Bishops rail at universities for not promoting Catholic identity through their choice of a graduation day speaker, the head of the Catholic League considers the National Catholic Reporter a sponsor of “dissident voices” and calls laity seeking reform “rogues” and “rebels.” Other Catholics denounce cardinals they disagree with and say that Catholics who support Ayn Rand endorse “heresy.”
I call this a “cultural war” because the conflict is among believers; this dispute is about the kind of faith and the degree of belief within today’s American Catholic culture.
There are three ways that soldiers in this culture war have battled to define Catholic identity.
The first measures Catholicity by adherence to the teaching of the pope and bishops. Certainly, accepting Catholic doctrine is required to be a Catholic – if you believed in Methodist or Mormon doctrine, for instance, you would be a Methodist or Mormon. But unfortunately for this way of thinking, the Magisterium can never completely define Catholic identity. The verbal formulations of doctrine address the intellect, but Catholic identity opens more widely to include daily devotions like morning prayers and nitty-gritty moral choices like how to plan a family.
Some statements and decrees by bishops have confused pastoral welfare for others with the personal power to excommunicate. Consider the recent threats made by the Archbishop Vigneron of Detroit against the American Catholic Council for proposing a mass as its closing event. Meanwhile, crossing the diocesan boundary twenty-five miles away, the same meeting would have been OK. Hospitals are also threatened for not being Catholic enough. Another bishop interrupted Catholics discussing Faithful Citizenship by stating this voting guide of the USCCB was invalid in his diocese. America’s Catholic Theological Society just voted 147 to one to denounce the bishops for not following their own rules when investigating errant theology. Religious identity, I think, can scarcely be defined by agreement with what a particular – even peculiar – bishop says at any given time. 

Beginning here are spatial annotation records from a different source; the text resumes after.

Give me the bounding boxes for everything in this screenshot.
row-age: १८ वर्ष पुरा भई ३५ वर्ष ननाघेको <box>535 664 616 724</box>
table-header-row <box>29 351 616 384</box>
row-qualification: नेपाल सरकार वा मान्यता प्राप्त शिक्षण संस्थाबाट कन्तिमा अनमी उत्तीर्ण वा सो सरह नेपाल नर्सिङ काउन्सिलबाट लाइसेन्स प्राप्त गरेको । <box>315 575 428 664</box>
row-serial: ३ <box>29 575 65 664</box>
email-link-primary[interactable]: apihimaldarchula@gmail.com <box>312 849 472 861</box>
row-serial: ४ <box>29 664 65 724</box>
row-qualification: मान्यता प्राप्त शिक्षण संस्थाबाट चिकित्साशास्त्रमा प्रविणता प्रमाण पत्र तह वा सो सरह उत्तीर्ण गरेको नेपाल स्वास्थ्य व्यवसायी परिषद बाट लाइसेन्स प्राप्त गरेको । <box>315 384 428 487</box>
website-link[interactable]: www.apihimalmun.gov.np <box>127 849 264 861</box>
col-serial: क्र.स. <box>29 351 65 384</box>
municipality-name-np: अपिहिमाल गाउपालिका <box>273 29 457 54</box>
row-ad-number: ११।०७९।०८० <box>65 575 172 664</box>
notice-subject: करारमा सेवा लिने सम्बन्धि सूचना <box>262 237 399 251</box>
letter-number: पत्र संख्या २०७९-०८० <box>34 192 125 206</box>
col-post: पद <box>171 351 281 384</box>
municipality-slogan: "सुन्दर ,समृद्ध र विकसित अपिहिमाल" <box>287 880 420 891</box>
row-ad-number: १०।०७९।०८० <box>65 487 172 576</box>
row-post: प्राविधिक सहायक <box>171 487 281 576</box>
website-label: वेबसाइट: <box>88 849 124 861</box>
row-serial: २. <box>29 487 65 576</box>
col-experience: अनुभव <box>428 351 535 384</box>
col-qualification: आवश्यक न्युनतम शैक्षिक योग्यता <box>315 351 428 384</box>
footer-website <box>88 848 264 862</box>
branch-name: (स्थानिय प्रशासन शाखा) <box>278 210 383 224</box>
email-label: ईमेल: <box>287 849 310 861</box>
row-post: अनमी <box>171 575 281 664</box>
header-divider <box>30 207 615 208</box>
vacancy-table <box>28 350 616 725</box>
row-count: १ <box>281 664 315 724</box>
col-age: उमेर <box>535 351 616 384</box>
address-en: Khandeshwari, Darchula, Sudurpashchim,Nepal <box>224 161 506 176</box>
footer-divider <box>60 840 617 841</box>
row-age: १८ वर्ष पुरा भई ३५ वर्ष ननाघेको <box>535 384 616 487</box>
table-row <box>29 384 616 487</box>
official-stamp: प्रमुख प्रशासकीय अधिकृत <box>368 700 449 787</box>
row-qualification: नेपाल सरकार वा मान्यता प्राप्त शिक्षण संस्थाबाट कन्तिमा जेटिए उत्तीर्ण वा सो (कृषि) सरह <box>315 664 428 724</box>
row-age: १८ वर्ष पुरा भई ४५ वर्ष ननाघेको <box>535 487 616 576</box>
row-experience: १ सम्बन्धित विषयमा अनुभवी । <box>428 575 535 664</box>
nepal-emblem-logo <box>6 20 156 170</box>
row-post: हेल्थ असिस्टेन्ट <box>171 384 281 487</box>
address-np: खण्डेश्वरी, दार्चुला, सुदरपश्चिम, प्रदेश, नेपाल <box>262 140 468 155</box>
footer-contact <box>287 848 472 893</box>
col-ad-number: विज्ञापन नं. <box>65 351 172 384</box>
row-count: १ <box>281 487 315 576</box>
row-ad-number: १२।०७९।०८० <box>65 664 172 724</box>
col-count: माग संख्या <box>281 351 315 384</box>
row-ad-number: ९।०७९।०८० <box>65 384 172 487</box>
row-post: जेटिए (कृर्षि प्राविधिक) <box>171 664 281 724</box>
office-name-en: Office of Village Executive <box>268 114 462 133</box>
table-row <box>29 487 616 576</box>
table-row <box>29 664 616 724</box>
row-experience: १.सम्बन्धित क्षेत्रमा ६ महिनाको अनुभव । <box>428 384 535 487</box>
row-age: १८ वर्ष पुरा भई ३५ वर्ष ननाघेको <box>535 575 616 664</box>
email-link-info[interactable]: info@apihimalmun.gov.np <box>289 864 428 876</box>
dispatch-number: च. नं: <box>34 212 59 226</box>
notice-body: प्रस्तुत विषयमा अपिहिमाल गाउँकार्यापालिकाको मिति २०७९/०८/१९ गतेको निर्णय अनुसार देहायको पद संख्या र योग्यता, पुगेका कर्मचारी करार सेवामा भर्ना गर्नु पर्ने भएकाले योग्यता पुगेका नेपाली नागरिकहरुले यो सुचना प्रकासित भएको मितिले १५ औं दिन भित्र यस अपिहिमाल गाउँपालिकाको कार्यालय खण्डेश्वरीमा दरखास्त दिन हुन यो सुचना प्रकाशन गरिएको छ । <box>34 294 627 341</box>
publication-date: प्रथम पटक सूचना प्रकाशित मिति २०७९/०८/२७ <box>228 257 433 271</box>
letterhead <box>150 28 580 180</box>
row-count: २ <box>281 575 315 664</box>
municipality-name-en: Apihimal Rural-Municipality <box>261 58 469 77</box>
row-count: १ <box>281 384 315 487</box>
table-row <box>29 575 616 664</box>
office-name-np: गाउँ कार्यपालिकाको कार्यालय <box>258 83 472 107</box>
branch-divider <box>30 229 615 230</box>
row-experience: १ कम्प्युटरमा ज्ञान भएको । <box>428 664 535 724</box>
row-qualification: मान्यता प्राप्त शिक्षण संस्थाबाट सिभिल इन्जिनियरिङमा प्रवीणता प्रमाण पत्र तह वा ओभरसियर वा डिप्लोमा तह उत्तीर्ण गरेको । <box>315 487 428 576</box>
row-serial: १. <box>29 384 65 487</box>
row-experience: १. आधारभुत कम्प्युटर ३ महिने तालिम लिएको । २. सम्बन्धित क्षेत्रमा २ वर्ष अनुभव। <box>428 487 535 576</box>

Pope Benedict XVI (C) attends a meeting with the Caritas international assembly at the Vatican on May 27, 2011. Pope Benedict XVI on May 27 called for the international Catholic charity Caritas to defend "non-negotiable values" in defence of human life -- a reference to abortion and contraception. Caritas is a network made up of 165 agencies supporting 24 million people and employing more than one million people around the world, including 600,000 volunteers.
(OSSERVATORE ROMANO - AFP/GETTY IMAGES)
The second option applied by those define Catholic identity by attendance at Sunday Mass within an established parish community. This marker separates those who actively participate in parish life by Mass and collection envelopes from those who do not. Unfortunately, parish societies, choirs, meetings and even Mass are more like icing on the cake than like the cake itself. If you go to church once a week for two hours you have six and eleven-twelfths of the rest of week to answer for in your Catholic identity. Moreover, there is an undeniable age factor in parish Mass attendance, with the grey hairs dominating over the 20 to 30-somethings. Not surprisingly, parish priests usually address their sermons to the older but larger crowd but then cultural references in such sermons lack resonance with a younger segment of the Catholic population. Just as the church offers Mass in languages like Spanish and Polish to include specialized groups, there is a need for sermons in the “youth language” of today. But when you add the generational cleavage in attitudes towards homosexuality and same-sex marriage, the “youth-language” Sunday sermon becomes divisive. All too frequently, a preacher’s choice is to rest with a bland recitation of clichés that blurs rather than sharpens Catholic identity.
The third measure is the embrace of the sacraments and sacramentals. Feeling the need for confession, making sure your children are baptized, confirmed and make First Holy Communion, or seeking a Catholic funeral mass and burial for your parents are, to me, the basic marker for Catholic identity. Add to that the rosary at the bedside, the crucifix over the bed or the picture of Our Lady of Guadalupe in the hallway and you make palpable the expression of Catholic identity. People would not seek the sacraments if they did not have faith in the power of the priesthood or recognize the social dimension of the practice of the faith in a parish church. While some of these attachments to pictures and statues may be cultural, the images and practices are daily reminders of our belonging to the Body of Christ.
The union with others in receiving the sacraments and cherishing symbols of our faith would seem the most solid approach for measuring Catholic identity.